Ne se pourrait-il point que les plaines couvertes d’un humus élaboré par une trituration perpétuelle donnassent à l’atmosphère des vapeurs plus assimilées au besoin de l’être très-organisé, et qu’il émanât des rochers, des fondrières et des eaux toujours dans l’ombre, des particules grossières, trop incultes en quelque sorte, et funestes à des organes délicats ? Le nitre des neiges subsistantes au milieu de l’été peut s’introduire trop facilement dans nos pores ouverts.
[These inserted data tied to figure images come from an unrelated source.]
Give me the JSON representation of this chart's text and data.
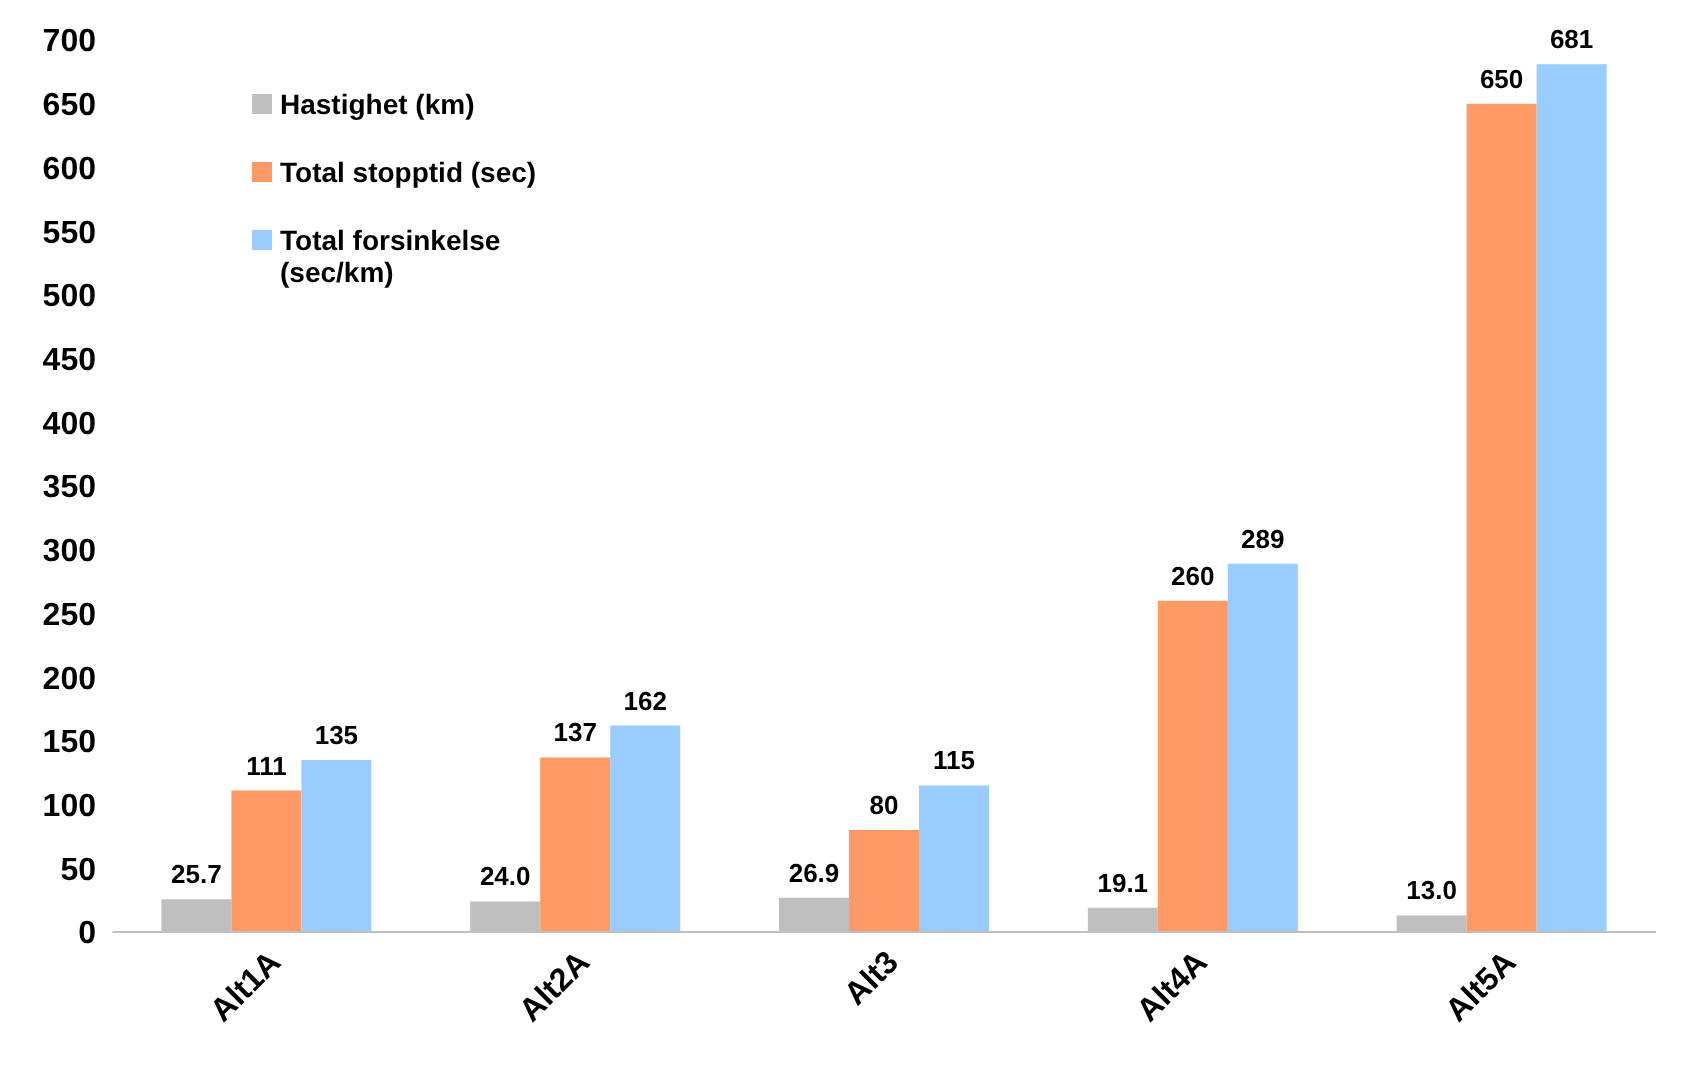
{
  "chart_data": {
    "type": "bar",
    "categories": [
      "Alt1A",
      "Alt2A",
      "Alt3",
      "Alt4A",
      "Alt5A"
    ],
    "series": [
      {
        "name": "Hastighet (km)",
        "color": "#bfbfbf",
        "values": [
          25.7,
          24.0,
          26.9,
          19.1,
          13.0
        ],
        "value_labels": [
          "25.7",
          "24.0",
          "26.9",
          "19.1",
          "13.0"
        ]
      },
      {
        "name": "Total stopptid (sec)",
        "color": "#ff9966",
        "values": [
          111,
          137,
          80,
          260,
          650
        ],
        "value_labels": [
          "111",
          "137",
          "80",
          "260",
          "650"
        ]
      },
      {
        "name": "Total forsinkelse (sec/km)",
        "color": "#99ccff",
        "values": [
          135,
          162,
          115,
          289,
          681
        ],
        "value_labels": [
          "135",
          "162",
          "115",
          "289",
          "681"
        ]
      }
    ],
    "ylim": [
      0,
      700
    ],
    "yticks": [
      0,
      50,
      100,
      150,
      200,
      250,
      300,
      350,
      400,
      450,
      500,
      550,
      600,
      650,
      700
    ],
    "grid": false,
    "legend": "top left"
  }
}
La neige produit des effets secrets et incontestables sur les nerfs et sur les hommes attaqués de goutte ou d’un rhumatisme ; un effet encore plus caché sur notre organisation entière n’est pas invraisemblable. Ainsi la nature qui mélange toutes choses aurait compensé par des dangers inconnus les romantiques beautés des terres que l’homme n’a pas soumises.


  1. Avant la dernière révolution de la Suisse.
  2. Le mot française est trop général.